WATSONVILLE—The average trick or treater consumes roughly 3 cups of sugar on Halloween, according to data collected by CouponFollow in 2013. That’s the equivalent of 220 sugar packets, and 16 times the daily recommendation of 25 grams suggested by the American Heart Association.
Dientes Community Dental Care on Tuesday provided some preventive oral health care for roughly 30 H.A. Hyde Elementary School students in advance of Thursday’s sugar-packed Holiday.
The in-school visit was part of the organization’s Outreach Program, which aims to eliminate transportation as a barrier to visit the dentist by bringing the care into the classroom of 22 elementary schools throughout Santa Cruz County.
Thirteen of those schools are located in Pajaro Valley Unified School District, an area in which Dientes has steadily expanded its reach over the last year. They’ve added five elementary schools—Bradley, Hall District, Mintie White, Radcliff and T.S. MacQuiddy—from PVUSD, and also recently branched out to older students by taking the program to Sequoia High School, an alternative education school off Green Valley Road opened in 2016.
“It’s a population that a lot of people have kind of written off and those administrators haven’t,” Nicole Mello, outreach program manager, said about the expansion to Sequoia. “It really pushes our mission of serving the underserved and sometimes forgotten. We want to make sure they get the same resources as everybody else.”
Mello said Dientes hopes to expand into more secondary schools in the future.
The Outreach Program brings the dentist chair to the classroom to provide participating students with a routine exam and cleaning, as well as fluoride treatment and X-rays.
Mello said that more than 30 percent of children in the county have never been to the dentist. Dientes hopes the in-school visits can steadily lower that number by educating both kids and parents about the importance of oral health.
According to the Centers for Disease Control and Prevention, dental decay is the single most common childhood disease—four times more common than asthma. A simple exam, Mello said, can change the trajectory of a kid’s long-term health.
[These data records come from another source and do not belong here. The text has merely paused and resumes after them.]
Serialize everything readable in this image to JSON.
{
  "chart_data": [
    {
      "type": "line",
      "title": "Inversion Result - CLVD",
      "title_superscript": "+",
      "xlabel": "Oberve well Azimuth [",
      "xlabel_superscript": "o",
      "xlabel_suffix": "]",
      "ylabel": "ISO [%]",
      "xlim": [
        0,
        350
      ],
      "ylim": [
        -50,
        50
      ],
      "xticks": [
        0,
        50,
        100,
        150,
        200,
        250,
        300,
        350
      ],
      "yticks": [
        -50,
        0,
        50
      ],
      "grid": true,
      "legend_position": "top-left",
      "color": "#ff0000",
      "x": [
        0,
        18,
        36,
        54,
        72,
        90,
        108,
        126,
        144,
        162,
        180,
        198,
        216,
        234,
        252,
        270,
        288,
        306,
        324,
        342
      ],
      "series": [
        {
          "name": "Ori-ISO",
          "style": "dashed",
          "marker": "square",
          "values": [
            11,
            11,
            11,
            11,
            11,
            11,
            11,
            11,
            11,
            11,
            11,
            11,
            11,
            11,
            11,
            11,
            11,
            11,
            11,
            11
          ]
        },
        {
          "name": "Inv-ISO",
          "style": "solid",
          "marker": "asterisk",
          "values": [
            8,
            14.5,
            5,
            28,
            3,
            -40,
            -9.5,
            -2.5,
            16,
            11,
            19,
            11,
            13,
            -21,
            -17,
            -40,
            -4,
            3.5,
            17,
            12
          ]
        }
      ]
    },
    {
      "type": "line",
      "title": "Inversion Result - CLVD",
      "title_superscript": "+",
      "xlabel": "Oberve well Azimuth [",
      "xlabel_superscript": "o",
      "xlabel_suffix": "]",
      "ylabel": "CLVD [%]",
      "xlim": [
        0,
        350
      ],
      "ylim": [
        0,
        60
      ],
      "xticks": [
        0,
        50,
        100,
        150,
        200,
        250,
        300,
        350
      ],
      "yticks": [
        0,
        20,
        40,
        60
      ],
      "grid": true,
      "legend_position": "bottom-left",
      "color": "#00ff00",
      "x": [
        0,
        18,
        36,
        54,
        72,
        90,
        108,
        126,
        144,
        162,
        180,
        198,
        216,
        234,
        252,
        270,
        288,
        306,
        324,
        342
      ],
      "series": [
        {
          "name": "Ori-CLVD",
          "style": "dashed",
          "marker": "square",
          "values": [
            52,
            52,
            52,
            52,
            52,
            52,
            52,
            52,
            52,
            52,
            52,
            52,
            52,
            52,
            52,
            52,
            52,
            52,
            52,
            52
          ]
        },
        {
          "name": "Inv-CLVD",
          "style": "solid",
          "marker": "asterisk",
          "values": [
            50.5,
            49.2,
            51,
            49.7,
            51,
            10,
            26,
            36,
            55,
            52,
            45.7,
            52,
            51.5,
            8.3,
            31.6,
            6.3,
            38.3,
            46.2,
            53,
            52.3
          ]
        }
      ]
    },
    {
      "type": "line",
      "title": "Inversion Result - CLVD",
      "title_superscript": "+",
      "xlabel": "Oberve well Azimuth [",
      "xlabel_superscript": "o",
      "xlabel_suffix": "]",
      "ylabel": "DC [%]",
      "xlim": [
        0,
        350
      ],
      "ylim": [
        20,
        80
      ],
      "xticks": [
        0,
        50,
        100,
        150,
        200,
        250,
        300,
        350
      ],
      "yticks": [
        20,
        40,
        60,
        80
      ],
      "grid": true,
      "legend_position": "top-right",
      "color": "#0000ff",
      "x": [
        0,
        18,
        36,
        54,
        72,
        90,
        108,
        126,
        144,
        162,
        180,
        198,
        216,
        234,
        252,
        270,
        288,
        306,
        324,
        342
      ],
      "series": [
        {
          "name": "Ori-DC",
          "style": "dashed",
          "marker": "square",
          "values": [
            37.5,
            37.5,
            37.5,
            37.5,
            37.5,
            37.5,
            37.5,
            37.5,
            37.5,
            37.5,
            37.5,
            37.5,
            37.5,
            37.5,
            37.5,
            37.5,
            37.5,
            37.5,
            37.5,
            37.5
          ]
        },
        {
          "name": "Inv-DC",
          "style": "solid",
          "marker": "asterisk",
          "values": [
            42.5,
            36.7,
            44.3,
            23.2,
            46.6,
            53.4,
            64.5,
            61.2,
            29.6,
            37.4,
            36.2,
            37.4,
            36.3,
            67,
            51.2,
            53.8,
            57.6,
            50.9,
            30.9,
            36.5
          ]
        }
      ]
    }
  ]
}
“People probably don’t think this is super helpful, but the little things add up,” Mello said.
Dentist Hannah Mixter echoed Mello saying that a healthy mouth has larger impacts on the child’s overall health.
“Their teeth are part of their overall health that’s going to be impacting their ability to eat well, sleep well, to function well at home and in school,” Mixter said. “It also impacts their self-esteem—their ability to speak and smile. It’s incredibly important, even if it’s a small component.”